Updated: September 8, 2013 6:05AM
Who would have thought that a three-ingredient campfire treat with a funny name would become part of American pop culture —not to mention a classic dessert?
That’s precisely what happened with s’mores, that ooey-gooey chocolate/marshmallow/graham cracker snack, celebrated Aug. 10 via National S’mores Day.
According to Wikipedia, turn-of-the century entrepreneur Alec Barnum is attributed with creating the assembly required warm cookie. However, it’s the Girl Scouts of America with whom s’mores are most closely identified. The earliest connection goes back to a 1925 item published in Connecticut’s The Norwalk Hour’s “Society Event” column, which reported on two new dishes— kabobs and “some mores” — introduced during a scout’s planning meeting.
In 1927, the first-ever written “some more” recipe appeared in the “Tramping and Trailing with the Girl Scouts” handbook.
“Toasting marshmallows has been a Girl Scout tradition since at least 1927 when the first documented [“some more”] recipe appeared,” said Maria Wynne, CEO of the Girl Scouts of Greater Chicago and Northwest Indiana. “Generations of girls and women associate ‘some mores’ with their memories of making friends and singing songs around the campfire.”
Some more’s popularity eventually spread beyond campfire circles to kitchens across America, and with it came the contracted name, s’mores.
“Who doesn’t like s’mores?” said pastry chef Malika Ameen, a contestant from Bravo’s 2010 “Top Chef Just Desserts.” “You can’t get more iconic,” she said, “especially given its association with an American company such as Hershey’s.”
A native Chicagoan, Ameen moved back to the Windy City, after spending time in California as apastry chef, starting By M Desserts, an online cookie business specializing in “simple” desserts that include several s’more items.
“I like to say I love making s’mores because of my kids, but honestly it has more to do with me,” said the mother of three. “S’mores are very nostalgic and I think most adults feel that way.”
A former Brownie, Ameen points out the creative aspect of s’mores, considering the ingredients to be a “dream” base to build upon. “S’mores are the perfect trio of textures: creamy, gooey and crunchy. All easy elements to incorporate with other ingredients.”
Ameen has created a Smore Chocolate Bark (see accompanying recipe) for the Chicago Fine Chocolate and Dessert Show at Navy Pier in October .
S’more’s key elements are so versatile they work well beyond the realm of snacks and desserts.

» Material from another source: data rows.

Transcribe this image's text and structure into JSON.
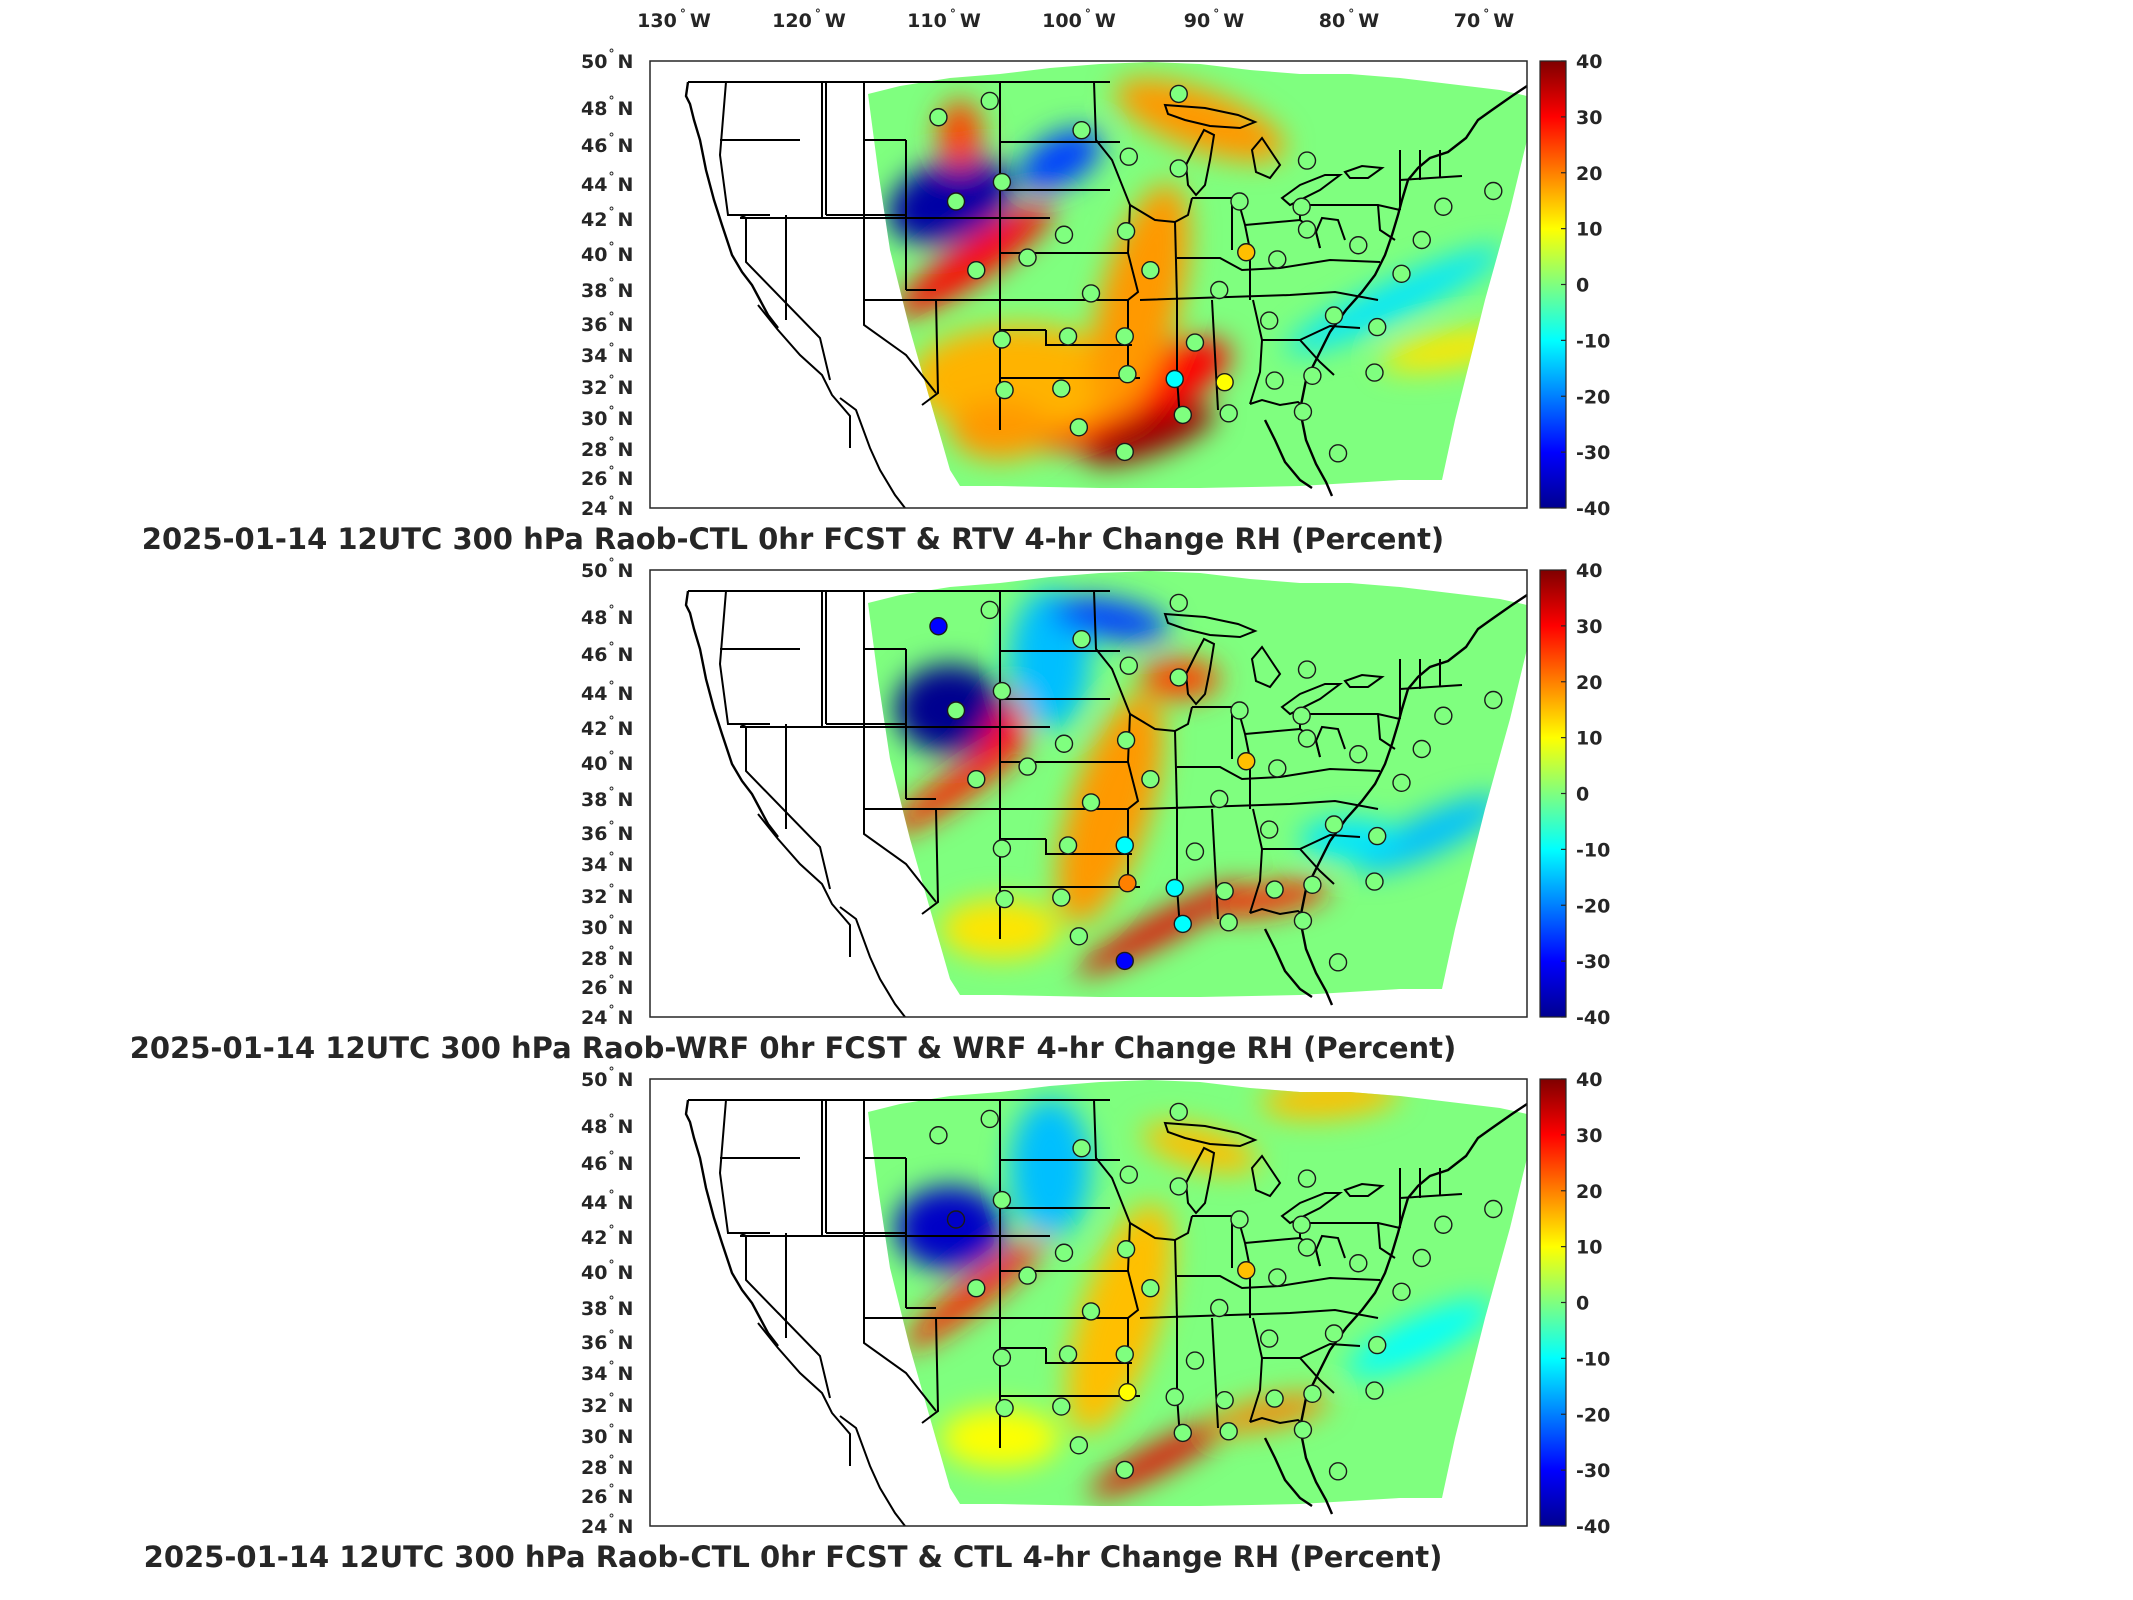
{
  "figure": {
    "top_longitude_labels": [
      {
        "lon": -130,
        "text": "130",
        "suffix": "W"
      },
      {
        "lon": -120,
        "text": "120",
        "suffix": "W"
      },
      {
        "lon": -110,
        "text": "110",
        "suffix": "W"
      },
      {
        "lon": -100,
        "text": "100",
        "suffix": "W"
      },
      {
        "lon": -90,
        "text": "90",
        "suffix": "W"
      },
      {
        "lon": -80,
        "text": "80",
        "suffix": "W"
      },
      {
        "lon": -70,
        "text": "70",
        "suffix": "W"
      }
    ],
    "latitude_labels": [
      {
        "lat": 50,
        "text": "50",
        "suffix": "N"
      },
      {
        "lat": 48,
        "text": "48",
        "suffix": "N"
      },
      {
        "lat": 46,
        "text": "46",
        "suffix": "N"
      },
      {
        "lat": 44,
        "text": "44",
        "suffix": "N"
      },
      {
        "lat": 42,
        "text": "42",
        "suffix": "N"
      },
      {
        "lat": 40,
        "text": "40",
        "suffix": "N"
      },
      {
        "lat": 38,
        "text": "38",
        "suffix": "N"
      },
      {
        "lat": 36,
        "text": "36",
        "suffix": "N"
      },
      {
        "lat": 34,
        "text": "34",
        "suffix": "N"
      },
      {
        "lat": 32,
        "text": "32",
        "suffix": "N"
      },
      {
        "lat": 30,
        "text": "30",
        "suffix": "N"
      },
      {
        "lat": 28,
        "text": "28",
        "suffix": "N"
      },
      {
        "lat": 26,
        "text": "26",
        "suffix": "N"
      },
      {
        "lat": 24,
        "text": "24",
        "suffix": "N"
      }
    ],
    "colorbar": {
      "min": -40,
      "max": 40,
      "ticks": [
        "40",
        "30",
        "20",
        "10",
        "0",
        "-10",
        "-20",
        "-30",
        "-40"
      ],
      "colormap": "jet"
    },
    "colors": {
      "dark_blue": "#00008f",
      "blue": "#0050ff",
      "cyan": "#00d0ff",
      "green": "#7fff7f",
      "yellow": "#ffe000",
      "orange": "#ff7000",
      "dark_red": "#7f0000"
    }
  },
  "panels": [
    {
      "id": "panel-1",
      "title": "2025-01-14 12UTC 300 hPa Raob-CTL 0hr FCST & RTV 4-hr Change RH (Percent)"
    },
    {
      "id": "panel-2",
      "title": "2025-01-14 12UTC 300 hPa Raob-WRF 0hr FCST & WRF 4-hr Change RH (Percent)"
    },
    {
      "id": "panel-3",
      "title": "2025-01-14 12UTC 300 hPa Raob-CTL 0hr FCST & CTL 4-hr Change RH (Percent)"
    }
  ],
  "stations": [
    {
      "lon": -111.3,
      "lat": 47.5,
      "v": [
        0,
        -30,
        0
      ]
    },
    {
      "lon": -107.5,
      "lat": 48.3,
      "v": [
        0,
        0,
        0
      ]
    },
    {
      "lon": -100.7,
      "lat": 46.8,
      "v": [
        0,
        0,
        0
      ]
    },
    {
      "lon": -97.2,
      "lat": 45.4,
      "v": [
        0,
        0,
        0
      ]
    },
    {
      "lon": -93.5,
      "lat": 48.6,
      "v": [
        0,
        0,
        0
      ]
    },
    {
      "lon": -106.6,
      "lat": 44.1,
      "v": [
        0,
        0,
        0
      ]
    },
    {
      "lon": -110.0,
      "lat": 43.0,
      "v": [
        0,
        0,
        -35
      ]
    },
    {
      "lon": -102.0,
      "lat": 41.1,
      "v": [
        0,
        0,
        0
      ]
    },
    {
      "lon": -97.4,
      "lat": 41.3,
      "v": [
        0,
        0,
        0
      ]
    },
    {
      "lon": -93.5,
      "lat": 44.8,
      "v": [
        0,
        0,
        0
      ]
    },
    {
      "lon": -89.0,
      "lat": 43.0,
      "v": [
        0,
        0,
        0
      ]
    },
    {
      "lon": -84.4,
      "lat": 42.7,
      "v": [
        0,
        0,
        0
      ]
    },
    {
      "lon": -84.0,
      "lat": 45.2,
      "v": [
        0,
        0,
        0
      ]
    },
    {
      "lon": -88.5,
      "lat": 40.1,
      "v": [
        15,
        15,
        15
      ]
    },
    {
      "lon": -108.5,
      "lat": 39.1,
      "v": [
        0,
        0,
        0
      ]
    },
    {
      "lon": -104.7,
      "lat": 39.8,
      "v": [
        0,
        0,
        0
      ]
    },
    {
      "lon": -100.0,
      "lat": 37.8,
      "v": [
        0,
        0,
        0
      ]
    },
    {
      "lon": -95.6,
      "lat": 39.1,
      "v": [
        0,
        0,
        0
      ]
    },
    {
      "lon": -90.5,
      "lat": 38.0,
      "v": [
        0,
        0,
        0
      ]
    },
    {
      "lon": -86.2,
      "lat": 39.7,
      "v": [
        0,
        0,
        0
      ]
    },
    {
      "lon": -84.0,
      "lat": 41.4,
      "v": [
        0,
        0,
        0
      ]
    },
    {
      "lon": -80.2,
      "lat": 40.5,
      "v": [
        0,
        0,
        0
      ]
    },
    {
      "lon": -77.0,
      "lat": 38.9,
      "v": [
        0,
        0,
        0
      ]
    },
    {
      "lon": -75.5,
      "lat": 40.8,
      "v": [
        0,
        0,
        0
      ]
    },
    {
      "lon": -73.9,
      "lat": 42.7,
      "v": [
        0,
        0,
        0
      ]
    },
    {
      "lon": -70.2,
      "lat": 43.6,
      "v": [
        0,
        0,
        0
      ]
    },
    {
      "lon": -106.6,
      "lat": 35.0,
      "v": [
        0,
        0,
        0
      ]
    },
    {
      "lon": -101.7,
      "lat": 35.2,
      "v": [
        0,
        0,
        0
      ]
    },
    {
      "lon": -97.5,
      "lat": 35.2,
      "v": [
        0,
        -10,
        0
      ]
    },
    {
      "lon": -92.3,
      "lat": 34.8,
      "v": [
        0,
        0,
        0
      ]
    },
    {
      "lon": -86.8,
      "lat": 36.2,
      "v": [
        0,
        0,
        0
      ]
    },
    {
      "lon": -82.0,
      "lat": 36.5,
      "v": [
        0,
        0,
        0
      ]
    },
    {
      "lon": -78.8,
      "lat": 35.8,
      "v": [
        0,
        0,
        0
      ]
    },
    {
      "lon": -106.4,
      "lat": 31.8,
      "v": [
        0,
        0,
        0
      ]
    },
    {
      "lon": -102.2,
      "lat": 31.9,
      "v": [
        0,
        0,
        0
      ]
    },
    {
      "lon": -97.3,
      "lat": 32.8,
      "v": [
        0,
        20,
        10
      ]
    },
    {
      "lon": -93.8,
      "lat": 32.5,
      "v": [
        -10,
        -10,
        0
      ]
    },
    {
      "lon": -90.1,
      "lat": 32.3,
      "v": [
        10,
        0,
        0
      ]
    },
    {
      "lon": -86.4,
      "lat": 32.4,
      "v": [
        0,
        0,
        0
      ]
    },
    {
      "lon": -83.6,
      "lat": 32.7,
      "v": [
        0,
        0,
        0
      ]
    },
    {
      "lon": -79.0,
      "lat": 32.9,
      "v": [
        0,
        0,
        0
      ]
    },
    {
      "lon": -100.9,
      "lat": 29.4,
      "v": [
        0,
        0,
        0
      ]
    },
    {
      "lon": -97.5,
      "lat": 27.8,
      "v": [
        0,
        -30,
        0
      ]
    },
    {
      "lon": -93.2,
      "lat": 30.2,
      "v": [
        0,
        -10,
        0
      ]
    },
    {
      "lon": -89.8,
      "lat": 30.3,
      "v": [
        0,
        0,
        0
      ]
    },
    {
      "lon": -84.3,
      "lat": 30.4,
      "v": [
        0,
        0,
        0
      ]
    },
    {
      "lon": -81.7,
      "lat": 27.7,
      "v": [
        0,
        0,
        0
      ]
    }
  ]
}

Jason Felsenthal, director of operations at Hubbard Inn, 110 W. Hubbard, salutes the nostalgic treat with a cocktail called the Torched S’more (ice caked Smirnoff, Frangelico liqueur, RumChata, Hershey’s chocolate syrup with graham cracker rim garnished with a torched skewered marshmallow and Hershey’s chocolate, $12). It’s available through August at the restaurant.

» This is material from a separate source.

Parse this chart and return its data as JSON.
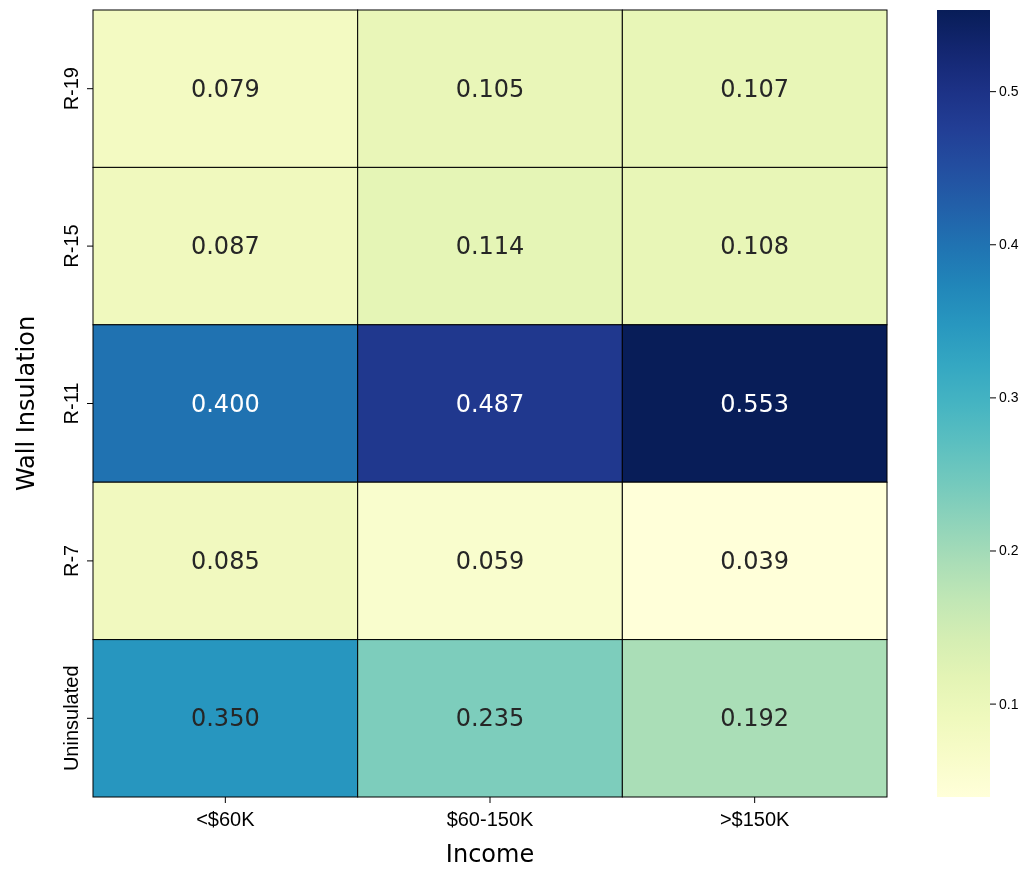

Local Girl Scouts will assist during a marshmallow roast and s’mores-making session 5-10 p.m. Aug. 30 (National Marshmallow Day) at Geja’s Cafe, 340 W. Armitage. Guests are invited to make treats during the family event over a fire pit on the restaurant’s patio (weather permitting). A requested donation of $5 (adults) and $2 (children) benefits the Girl Scouts of Greater Chicago and Northwest Indiana. Visit gejascafe.com.